Salauddin procede de Munsigonj, la misma provincia en la que nació Rabbi Alam, intérprete de esta conversación. Amenazado, se unió al desplazamiento forzoso de millones de personas que en 2015 puso a prueba la unidad y solidaridad europea y cruzó Oriente Próximo para lanzarse al Egeo desde Turquía. Pasó tres años en Italia, donde trabajó un tiempo en un restaurante coreano, pero finalmente vino a España porque allí “era casi imposible conseguir papeles y vender en la calle”. Lleva ya un año y medio en Lavapiés.
Nahid hizo una ruta diferente, voló a Senegal y atravesó el Sáhara en todoterreno para alcanzar Europa. Llegó a las costas de Motril y rápidamente subió a Madrid, donde comenzó a vender latas de cerveza. Es el único trabajo que ambos han podido desempeñar desde que están aquí. Sin papeles, no pueden más que vivir escondidos.
“La gente de Bangladesh somos despreciados por las instituciones españolas”, continúa Salauddin. Cuando termine el estado de alarma y la vida trate de recuperar su normalidad, volverán a salir a la calle, aunque señalan la constante presión policial sobre ellos: “Muchas veces nos ponen multas y nos quitan nuestros productos”. No pueden hacer frente a estas sanciones, y que les confisquen las latas para ellos supone una pérdida importante. Además, acumular multas dificulta el acceso a obtener documentación.

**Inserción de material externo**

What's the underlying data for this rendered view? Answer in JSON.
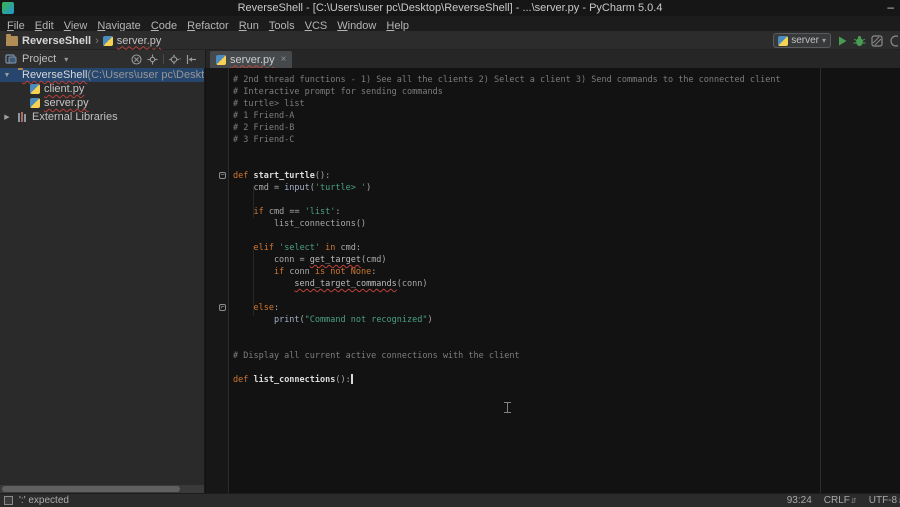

Están asustados, como todos, por este virus que ha paralizado medio mundo. “Tenemos más riesgo por las condiciones en las que vivimos”, continúa Nahid. Vino de Bangladesh porque una plaga mató a todos los animales de su granja, y acumuló grandes deudas con el banco, que le amenazó con la cárcel, según su relato. Esta situación le hizo dejarlo todo y ahora a miles de kilómetros, otra peste invisible le encierra y le deja sin ningún recurso, sin nada más que la ayuda de los demás. “Pedimos que nos regularicen, queremos papeles”, insisten ambos.